O próprio relator registra que esses elementos, embora ainda dependessem de instrução processual, revelavam risco concreto de dano ao erário, razão pela qual considerou imprescindível aprofundar a investigação por meio de uma Auditoria Especial. Depois, a Primeira Câmara do TCE confirmou parte das preocupações levantadas na fase cautelar. O processo foi julgado irregular e o Tribunal concluiu que a Secretaria de Educação incorreu em graves falhas de planejamento e governança.
Em seu voto, o conselheiro relator afirmou que a contratação emergencial decorreu de uma “emergência fabricada”. Segundo o Tribunal, o processo licitatório iniciado em agosto de 2022 permaneceu sem conclusão por mais de dois anos, sendo posteriormente arquivado. Para o relator, a situação emergencial utilizada para justificar a contratação não decorreu de fatos imprevisíveis, mas da própria ausência de planejamento da Administração.

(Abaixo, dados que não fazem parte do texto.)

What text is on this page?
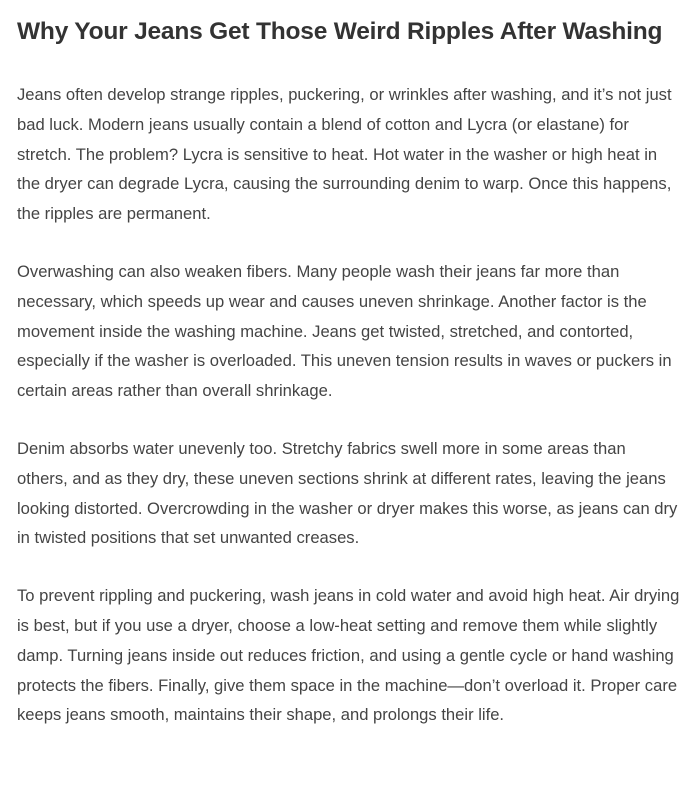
Why Your Jeans Get Those Weird Ripples After Washing

Jeans often develop strange ripples, puckering, or wrinkles after washing, and it’s not just bad luck. Modern jeans usually contain a blend of cotton and Lycra (or elastane) for stretch. The problem? Lycra is sensitive to heat. Hot water in the washer or high heat in the dryer can degrade Lycra, causing the surrounding denim to warp. Once this happens, the ripples are permanent.

Overwashing can also weaken fibers. Many people wash their jeans far more than necessary, which speeds up wear and causes uneven shrinkage. Another factor is the movement inside the washing machine. Jeans get twisted, stretched, and contorted, especially if the washer is overloaded. This uneven tension results in waves or puckers in certain areas rather than overall shrinkage.

Denim absorbs water unevenly too. Stretchy fabrics swell more in some areas than others, and as they dry, these uneven sections shrink at different rates, leaving the jeans looking distorted. Overcrowding in the washer or dryer makes this worse, as jeans can dry in twisted positions that set unwanted creases.

To prevent rippling and puckering, wash jeans in cold water and avoid high heat. Air drying is best, but if you use a dryer, choose a low-heat setting and remove them while slightly damp. Turning jeans inside out reduces friction, and using a gentle cycle or hand washing protects the fibers. Finally, give them space in the machine—don’t overload it. Proper care keeps jeans smooth, maintains their shape, and prolongs their life.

O acórdão também aponta deficiência nos estudos técnicos, pesquisas de preços insuficientes, fragilidade documental, falhas na fiscalização dos contratos e utilização inadequada de instrumentos administrativos excepcionais. Como consequência, foram aplicadas multas de R$ 16 mil a quatro gestores da Secretaria de Educação, incluindo o atual secretário, Gilson José Monteiro Filho.
Poucos dias após o julgamento do Tribunal, no sábado, 13 de junho, data em que a Seleção Brasileira estreava na Copa do Mundo e o noticiário nacional estava concentrado na competição, o Governo de Pernambuco publicou a exoneração de Roberto Vicente Ferreira, então secretário executivo responsável pelo acompanhamento das obras da Secretaria de Educação. A exoneração ocorreu em meio ao avanço das investigações do TCE.

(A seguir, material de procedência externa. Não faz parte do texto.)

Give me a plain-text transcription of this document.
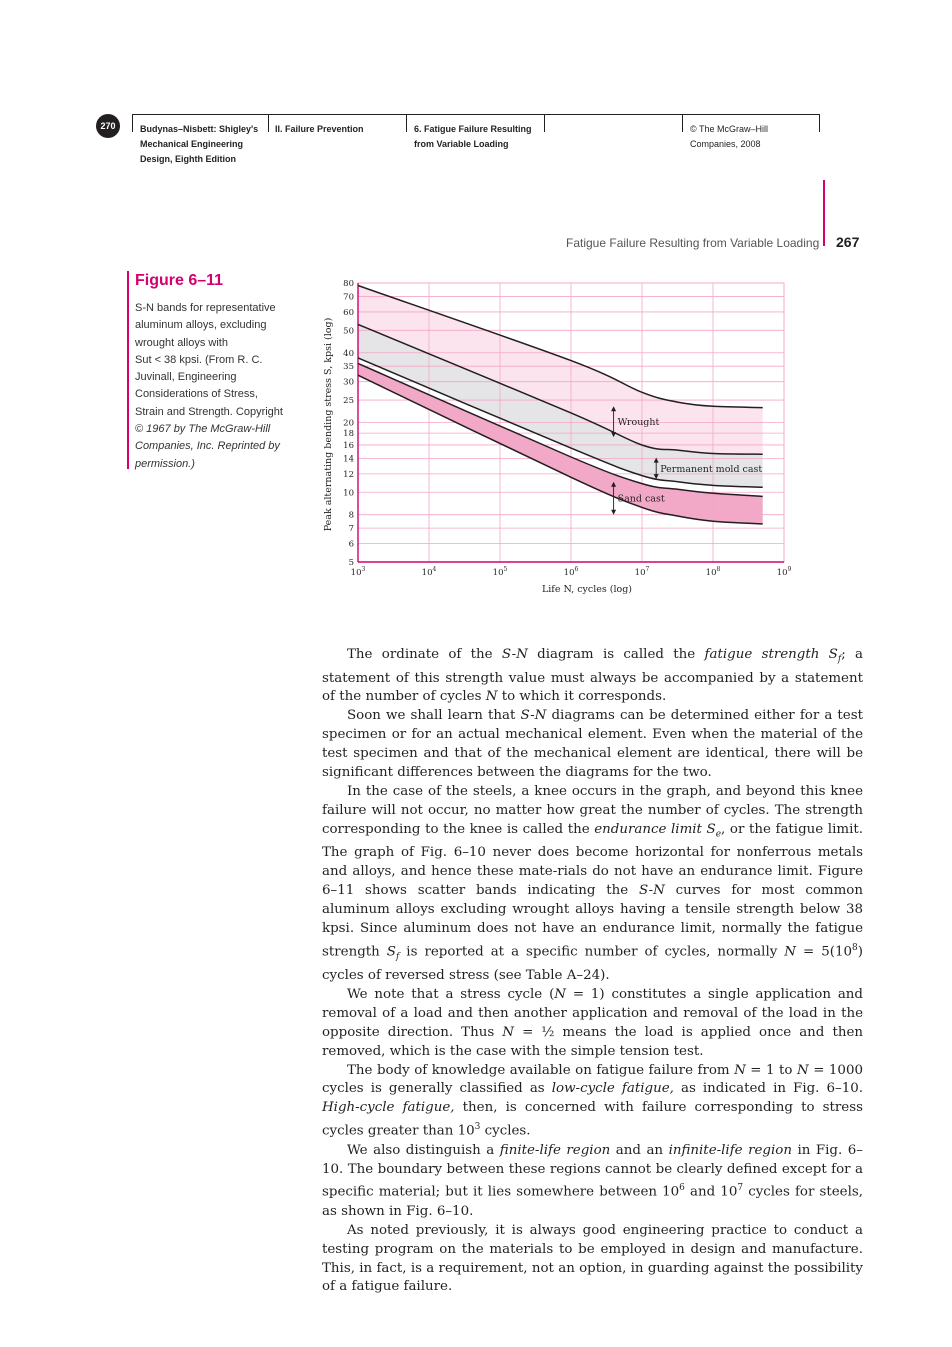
270	Budynas–Nisbett: Shigley's
Mechanical Engineering
Design, Eighth Edition
II. Failure Prevention	6. Fatigue Failure Resulting
from Variable Loading
© The McGraw–Hill
Companies, 2008
Fatigue Failure Resulting from Variable Loading 267
Figure 6–11
S-N bands for representative
aluminum alloys, excluding
wrought alloys with
Sut < 38 kpsi. (From R. C.
Juvinall, Engineering
Considerations of Stress,
Strain and Strength. Copyright
© 1967 by The McGraw-Hill
Companies, Inc. Reprinted by
permission.)
Wrought
Permanent mold cast
Sand cast
5
6
7
8
10
12
14
16
18
20
25
30
35
40
50
60
70
80
$10^3$	$10^4$	$10^5$	$10^6$	$10^7$	$10^8$	$10^9$
Life N, cycles (log)
Peak alternating bending stress S, kpsi (log)

The ordinate of the S-N diagram is called the fatigue strength $S_f$; a statement of this strength value must always be accompanied by a statement of the number of cycles N to which it corresponds.

Soon we shall learn that S-N diagrams can be determined either for a test specimen or for an actual mechanical element. Even when the material of the test specimen and that of the mechanical element are identical, there will be significant differences between the diagrams for the two.

In the case of the steels, a knee occurs in the graph, and beyond this knee failure will not occur, no matter how great the number of cycles. The strength corresponding to the knee is called the endurance limit $S_e$, or the fatigue limit. The graph of Fig. 6–10 never does become horizontal for nonferrous metals and alloys, and hence these mate-rials do not have an endurance limit. Figure 6–11 shows scatter bands indicating the S-N curves for most common aluminum alloys excluding wrought alloys having a tensile strength below 38 kpsi. Since aluminum does not have an endurance limit, normally the fatigue strength $S_f$ is reported at a specific number of cycles, normally $N = 5(10^8)$ cycles of reversed stress (see Table A–24).

We note that a stress cycle (N = 1) constitutes a single application and removal of a load and then another application and removal of the load in the opposite direction. Thus N = ½ means the load is applied once and then removed, which is the case with the simple tension test.

The body of knowledge available on fatigue failure from N = 1 to N = 1000 cycles is generally classified as low-cycle fatigue, as indicated in Fig. 6–10. High-cycle fatigue, then, is concerned with failure corresponding to stress cycles greater than $10^3$ cycles.

We also distinguish a finite-life region and an infinite-life region in Fig. 6–10. The boundary between these regions cannot be clearly defined except for a specific material; but it lies somewhere between $10^6$ and $10^7$ cycles for steels, as shown in Fig. 6–10.

As noted previously, it is always good engineering practice to conduct a testing program on the materials to be employed in design and manufacture. This, in fact, is a requirement, not an option, in guarding against the possibility of a fatigue failure.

Enquanto o Tribunal aprofundava a investigação documental, deputados estaduais e federais iniciaram uma série de inspeções presenciais em unidades da rede estadual, comparando os boletins de medição com a situação encontrada nas escolas. As vistorias realizadas em municípios como Abreu e Lima, Igarassu, Recife e Camaragibe passaram a revelar um padrão semelhante ao apontado nos documentos encaminhados ao TCE.
Na Escola Pastor Amaro de Sena, em Abreu e Lima, foram apresentados documentos indicando gastos superiores a R$ 450 mil, enquanto a unidade ainda apresentava infiltrações, quadra deteriorada, mofo, lixo acumulado e questionamentos sobre um pagamento de aproximadamente R$ 155 mil referente à substituição de um telhado cuja estrutura permanecia aparentemente a mesma.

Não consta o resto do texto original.